The fans in the stands applauded with every basket made as the special education athletes ran up and down the court with their partners following behind, trailing their path to the goal.
The partners were able to help the athletes dribble or pass the ball to a teammate. The teams were switched up every quarter, giving everyone an equal chance to play.
The court was full from the combination of the athletes and their partners. And the majority of game time was spent with the players gathered at one end of the court or the other.
While the teams were competing, both sides were patient as some athletes needed more time to prepare for their shot or pass to another team member. A hula hoop was taped to both backboards to allow students with less arm strength a chance to put points on the scoreboard.
Molly Hewitt was eagerly snapping photos as her son Xander competed, excited to see him having fun.
"It gets him out and gets him around more people, it lets him have a lot of fun," Hewitt said.
After the basketball game, floor mats were moved into the four corners of the court to setup for the mat-ball game.
A variant of kickball, the large mats allow multiple players to be on the same base at the same time.

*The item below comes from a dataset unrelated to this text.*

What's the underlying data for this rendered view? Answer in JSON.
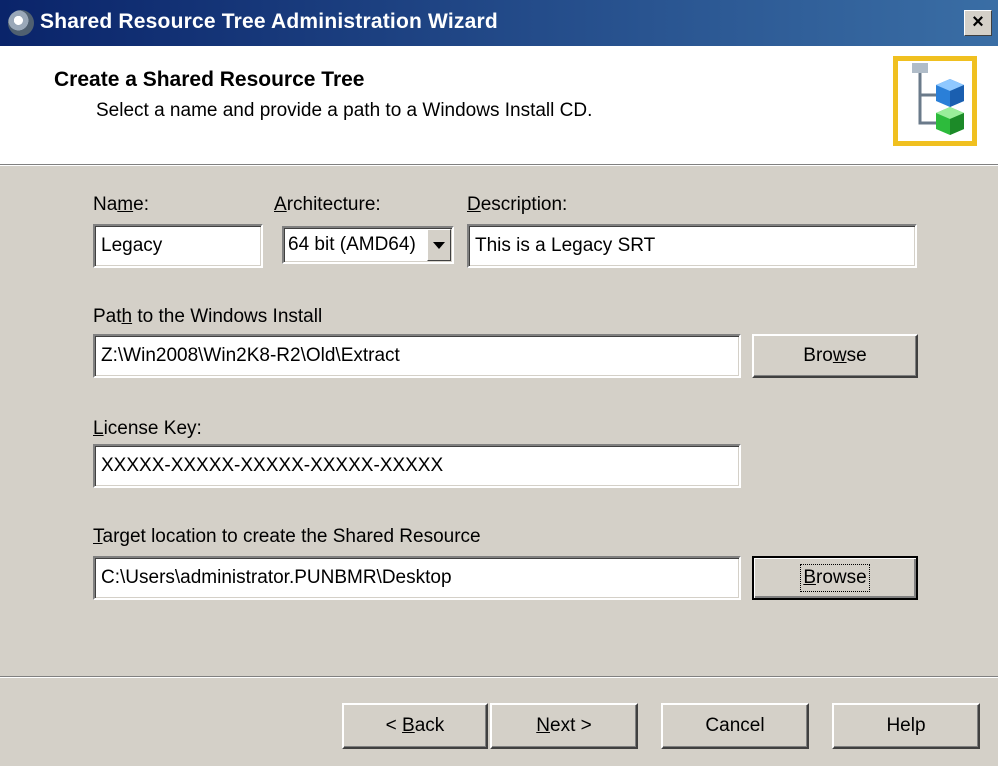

Soccer balls were soon flying through the air as partners helped the athletes run between bases and avoid being tagged out.
Logan Cooper, a seventh-grader from Mesa View, said he enjoyed being able to help out the special education students since they might not have the same opportunities as everyone else.
"I'm sure you would not like it if you were this age and you couldn't do everything with everyone," Cooper said. "Most of these kids have wanted to play sports all their lives and now they get the opportunity."